The painter makes something magical, spatial, and alive on a surface that is flat and with materials that are inert. That magic is what makes paintings unique and necessary. — Helen Frankenthaler


Mica (1981) is an extraordinary example of Helen Frankenthaler's masterful achievements from her mature period of the 1980s. Having remained in the same private collection since 1994, Mica exemplifies Frankenthaler's groundbreaking soak-stain technique, dotted with dynamic and organic forms rendered in a stunning color palette. Thick swatches of silver, graphite and copper sit atop soft, feathered strokes of flush pink evoking an otherworldly atmosphere. The title of the work gives the composition a second mystical layer. Not only does the name refer to the mineral group, alluding to the natural world, the title also references the Latin 'micare,' meaning 'to glitter.' A cerebral and visceral painter, Frankenthaler conjures a feeling of the sublime in Mica.

Frankenthaler's paintings from the 1980s represent a marked change in her practice – the canvas is no longer densely painted, but lighter and more diluted. Crucially, it represents the introduction of impasto 'blobs' or 'clumps', which were terms Frankenthaler used to describe her technique. Set against a smoky pink backdrop, bold metallic clumps interrupt the surface, with bursts of electric blue and yellow, warm gold, orange and red, creating a light-infused brilliancy that seems to spring from within the canvas. A creamy white band stretches across the lower register, with a bold splash of graphite, the result of paint poured forcefully onto the canvas. The vivid spots of color float on the surface, seemingly arising from a receding background.
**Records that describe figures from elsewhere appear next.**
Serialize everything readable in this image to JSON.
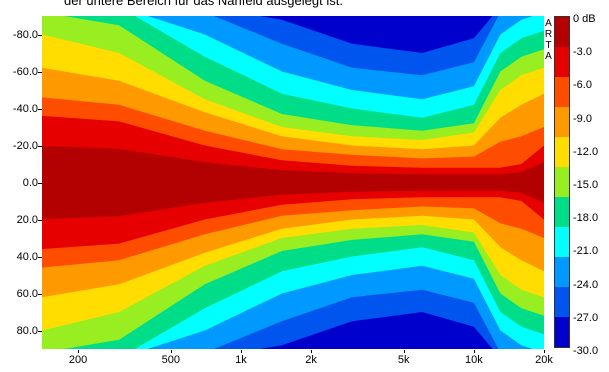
{
  "caption": "der untere Bereich für das Nahfeld ausgelegt ist.",
  "chart_data": {
    "type": "heatmap",
    "xscale": "log",
    "xlim": [
      140,
      20000
    ],
    "ylim": [
      -90,
      90
    ],
    "x_ticks": [
      "200",
      "500",
      "1k",
      "2k",
      "5k",
      "10k",
      "20k"
    ],
    "x_tick_values": [
      200,
      500,
      1000,
      2000,
      5000,
      10000,
      20000
    ],
    "y_ticks": [
      "-80.0",
      "-60.0",
      "-40.0",
      "-20.0",
      "0.0",
      "20.0",
      "40.0",
      "60.0",
      "80.0"
    ],
    "y_tick_values": [
      -80,
      -60,
      -40,
      -20,
      0,
      20,
      40,
      60,
      80
    ],
    "brand": "ARTA",
    "colorbar": {
      "labels": [
        "0 dB",
        "-3.0",
        "-6.0",
        "-9.0",
        "-12.0",
        "-15.0",
        "-18.0",
        "-21.0",
        "-24.0",
        "-27.0",
        "-30.0"
      ],
      "colors": [
        "#b30000",
        "#e60000",
        "#ff4d00",
        "#ff9900",
        "#ffdd00",
        "#99ee22",
        "#00dd88",
        "#00ffff",
        "#0099ff",
        "#0055ee",
        "#0000cc"
      ]
    },
    "beamwidth_contours_deg": [
      {
        "level": "-3 dB",
        "freq_hz": [
          140,
          300,
          700,
          1500,
          3000,
          6000,
          10000,
          13000,
          16000,
          20000
        ],
        "angle": [
          36,
          33,
          20,
          12,
          9,
          8,
          8,
          8,
          10,
          20
        ]
      },
      {
        "level": "-6 dB",
        "freq_hz": [
          140,
          300,
          700,
          1500,
          3000,
          6000,
          10000,
          13000,
          16000,
          20000
        ],
        "angle": [
          46,
          42,
          28,
          18,
          15,
          13,
          14,
          22,
          25,
          30
        ]
      },
      {
        "level": "-9 dB",
        "freq_hz": [
          140,
          300,
          700,
          1500,
          3000,
          6000,
          10000,
          13000,
          16000,
          20000
        ],
        "angle": [
          62,
          55,
          38,
          25,
          20,
          18,
          20,
          35,
          42,
          48
        ]
      },
      {
        "level": "-12 dB",
        "freq_hz": [
          140,
          300,
          700,
          1500,
          3000,
          6000,
          10000,
          13000,
          16000,
          20000
        ],
        "angle": [
          80,
          70,
          45,
          30,
          25,
          23,
          27,
          50,
          58,
          62
        ]
      },
      {
        "level": "-15 dB",
        "freq_hz": [
          140,
          300,
          700,
          1500,
          3000,
          6000,
          10000,
          13000,
          16000,
          20000
        ],
        "angle": [
          92,
          85,
          55,
          37,
          31,
          28,
          32,
          60,
          68,
          72
        ]
      },
      {
        "level": "-18 dB",
        "freq_hz": [
          140,
          300,
          700,
          1500,
          3000,
          6000,
          10000,
          13000,
          16000,
          20000
        ],
        "angle": [
          95,
          95,
          68,
          48,
          40,
          35,
          42,
          70,
          78,
          82
        ]
      },
      {
        "level": "-21 dB",
        "freq_hz": [
          140,
          300,
          700,
          1500,
          3000,
          6000,
          10000,
          13000,
          16000,
          20000
        ],
        "angle": [
          95,
          95,
          80,
          60,
          50,
          45,
          52,
          80,
          88,
          92
        ]
      },
      {
        "level": "-24 dB",
        "freq_hz": [
          140,
          300,
          700,
          1500,
          3000,
          6000,
          10000,
          13000,
          16000,
          20000
        ],
        "angle": [
          95,
          95,
          92,
          75,
          62,
          58,
          65,
          92,
          95,
          95
        ]
      },
      {
        "level": "-27 dB",
        "freq_hz": [
          140,
          300,
          700,
          1500,
          3000,
          6000,
          10000,
          13000,
          16000,
          20000
        ],
        "angle": [
          95,
          95,
          95,
          88,
          75,
          70,
          78,
          95,
          95,
          95
        ]
      }
    ]
  }
}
These spatial ambiguities and the interaction between color fields, were carefully directed by Frankenthaler. She achieved this sense of immediacy and finality, through repeated effort. Frankenthaler remarked: "A really good picture looks as if it's happened at once...one really beautiful wrist motion that is synchronized with your head and your heart, and you have it, and therefore it looks as if it were born in a minute" (the artist in Barbara Rose, Frankenthaler, New York 1972, p. 85).
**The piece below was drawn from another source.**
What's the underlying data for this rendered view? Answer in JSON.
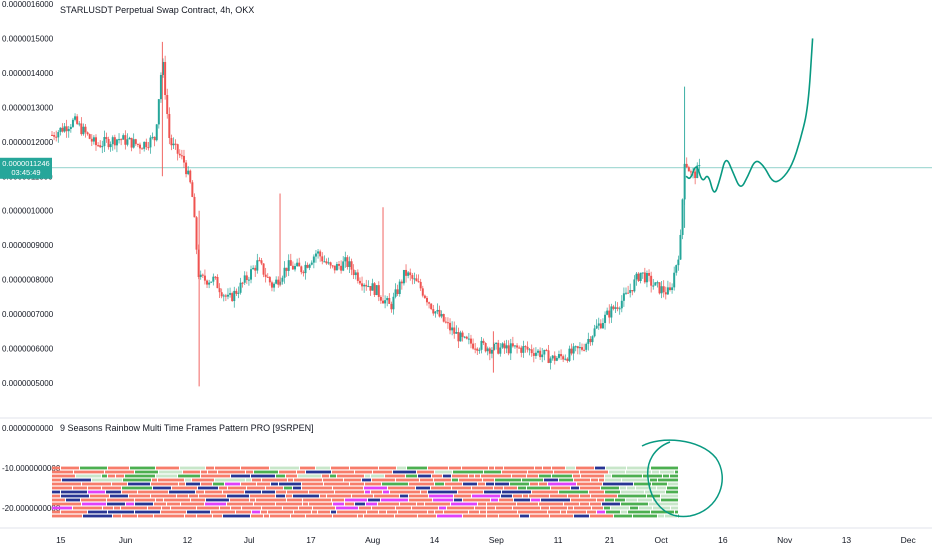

Frankenthaler painted in the process of continual discovery. The opacity of color in Mica is guided toward creating a sensuous effect, a composition that recalls the emotion of a time or place without physically replicating its surroundings. Invoking the soak-stain method she pioneered in the 1950s, Frankenthaler thinned-down her pigments, soaking streams of color directly onto the surface of the raw, unprimed canvas. The subtle pink background is darker in some areas and lighter in others, with the varying opacity determined by the thickness of Frankenthaler's application of paint. This creates a diaphanous network of color which, coupled with the vivid splashes of paint, leads the viewer's eye in a dance across the surface. Departing from the dramatic brushstrokes of the first generation of Abstract Expressionism, Frankenthaler chose to emphasize the flat surface of the canvas itself over the effort to use the surface to construct an illusion of depth and, in doing so, she compelled the viewer to appreciate the very nature of paint on canvas.

Frankenthaler's work became an essential bridge between Abstract Expressionism and Minimalism, offering a new way to define and use color for those artists who came after her. Frankenthaler's soak-stain technique was soon adopted by other artists, notably Morris Louis and Kenneth Noland, and launched the second generation of the Color Field school of painting. Louis famously remarked that Frankenthaler was "a bridge between Pollock and what was possible" (M. Louis, quoted by E. Gibson in "Pushing Past Abstraction," Wall Street Journal, 27 December 2011).

Mica is a summation of her mature technique and overriding aesthetic vision. The bold washes of color and gestural lines which Frankenthaler imbues across the canvas speak to her lifelong pursuit of defining her own artistic path within the male-dominated world of Abstract Expressionism.